Their goal was political – to deprive the remainder of the Jews of their nationalism and present them as a cultural minority alone.

 

Historical lie

 

Today, political aims guide not only Holocaust deniers, but also those that would rather the Holocaust be forgotten. The latter are much more ubiquitous, and much slyer. To them, the genocide of the Jewish people was just a passing deviation from the enlightened European path.

 

They present the Holocaust as an anomalous and fleeting event, that doesn’t fit in with the clean and cultured essence of Europe and the West. Therefore, it is permissible – and even obligatory – to forget it.

 

This is a crude historical lie. The Holocaust is an inseparable part of 20th century European civilization.

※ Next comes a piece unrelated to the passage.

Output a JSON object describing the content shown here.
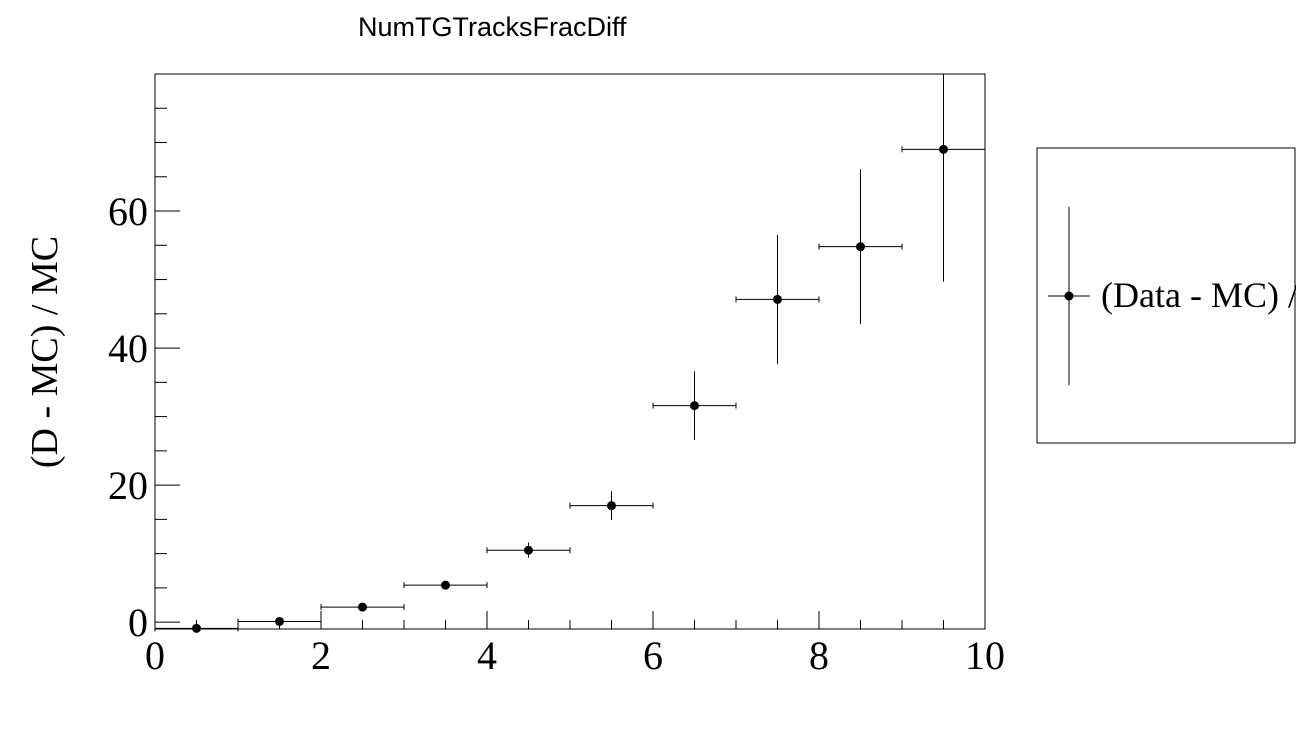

Europe’s citizens carried it out remarkably: Regular German citizens, not genetically engineered, not clinically insane. Germans that loved music, nature and domestic animals, killed millions – not to earn money or serve money-hungry capitalists, but simple because they hated the Jew for what he was.

 

They weren’t influenced by television or the hi-tech industry; they just listened to the calls of their leaders to purify Europe from Jews and crown it with the Aryan race.

 

Change Auschwitz camp's name

 

In this regard it is necessary that the Israeli government fully support Poland’s request from UNESCO to change the name of the Auschwitz death camp to “the Nazi German death camp,” because that is exactly what it was: A Nazi German camp where more than one million Jews were murdered along with 100,000 others.

 

Many Israeli youths, some of them very young, travel to Poland to meet the memory of the Holocaust face to face. In doing so, most of them end up merging in their minds the geographical place where the Holocaust occurred and the people that made it happen. This merger is a forgetting of the truth about the Holocaust and its horrors.

 

The Holocaust is not fictional horror literature, nor is it a cosmic event. It happened not long ago, just 65 years ago, and very close to here. The people that lived through it are still with us, still walking, straight-shouldered but often penniless, among us. We will help them live out the remainder of their lives with great respect; this is how we will fight back against the deniers and the forgetters.